We can see also that we changed the deployment:

kubectl rollout history deployment/slack-codelab

Command output

deployments "slack-codelab":
REVISION        CHANGE-CAUSE
1               kubectl create -f slack-codelab-deployment.yaml --record
2               kubectl apply -f slack-codelab-deployment.yaml

Go back to Slack and type a message to kittenbot that mentions "kitten" and see it helpfully join the conversation.

Congratulations!
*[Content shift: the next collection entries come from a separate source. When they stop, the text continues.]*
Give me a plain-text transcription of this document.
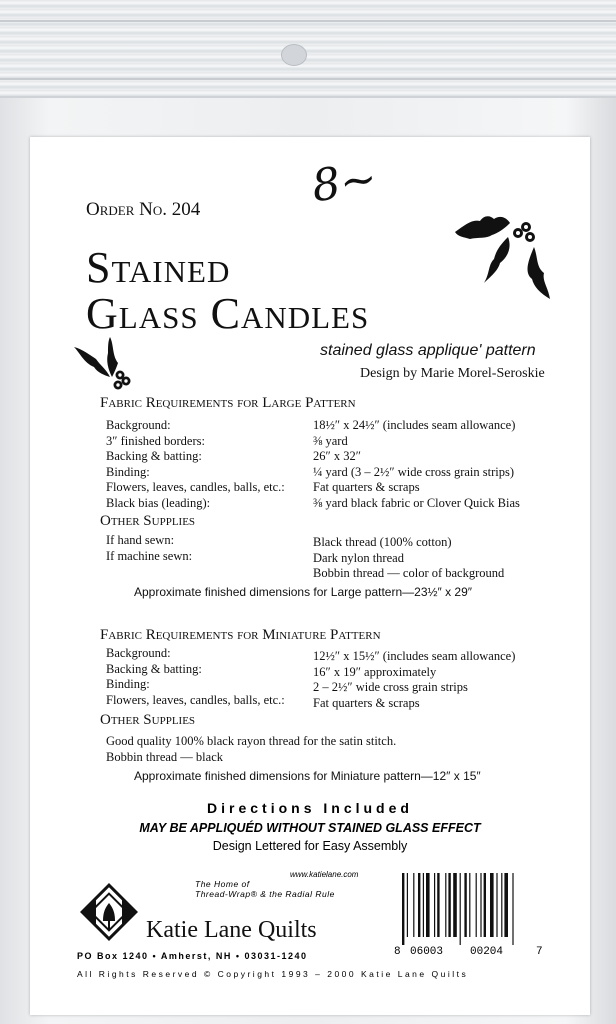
8~
Order No. 204
Stained
Glass Candles
stained glass applique' pattern
Design by Marie Morel-Seroskie
Fabric Requirements for Large Pattern
Background:
3″ finished borders:
Backing & batting:
Binding:
Flowers, leaves, candles, balls, etc.:
Black bias (leading):
18½″ x 24½″ (includes seam allowance)
⅜ yard
26″ x 32″
¼ yard (3 – 2½″ wide cross grain strips)
Fat quarters & scraps
⅜ yard black fabric or Clover Quick Bias
Other Supplies
If hand sewn:
If machine sewn:
Black thread (100% cotton)
Dark nylon thread
Bobbin thread — color of background
Approximate finished dimensions for Large pattern—23½″ x 29″
Fabric Requirements for Miniature Pattern
Background:
Backing & batting:
Binding:
Flowers, leaves, candles, balls, etc.:
12½″ x 15½″ (includes seam allowance)
16″ x 19″ approximately
2 – 2½″ wide cross grain strips
Fat quarters & scraps
Other Supplies
Good quality 100% black rayon thread for the satin stitch.
Bobbin thread — black
Approximate finished dimensions for Miniature pattern—12″ x 15″
Directions Included
MAY BE APPLIQUÉD WITHOUT STAINED GLASS EFFECT
Design Lettered for Easy Assembly
www.katielane.com
The Home of
Thread-Wrap® & the Radial Rule
Katie Lane Quilts
PO Box 1240 • Amherst, NH • 03031-1240
All Rights Reserved © Copyright 1993 – 2000 Katie Lane Quilts
8 06003 00204	7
You just updated a Slack bot running on Kubernetes to a new version.

You have just written a Slack bot, tested locally, deployed it, made some changes, and deployed an update with minimal downtime.

Time for some cleaning of the resources used (to save on cost and to be a good cloud citizen).

kubectl delete deployment slack-codelab

Command output

deployment "slack-codelab" deleted
gcloud container clusters delete my-cluster

Command output

The following clusters will be deleted.
 - [my-cluster] in [us-central1-f]
Do you want to continue (Y/n)?  y
Deleting cluster my-cluster...done.
Deleted [https://container.googleapis.com/v1/proj...l1-f/clusters/my-cluster].

This deletes all the Google Compute Engine instances that are running the cluster.

Finally delete the Docker registry storage bucket hosting your image(s).

gsutil ls

Command output

gs://artifacts.<PROJECT_ID>.appspot.com/
gsutil rm -r gs://artifacts.${PROJECT_ID}.appspot.com/

Command output

Removing gs://artifacts.PROJECT_ID.appspot.com/...

Of course, you can also delete the entire project but you would lose any billing setup you have done (disabling project billing first is required). Additionally, deleting a project will only happen after the current billing cycle ends.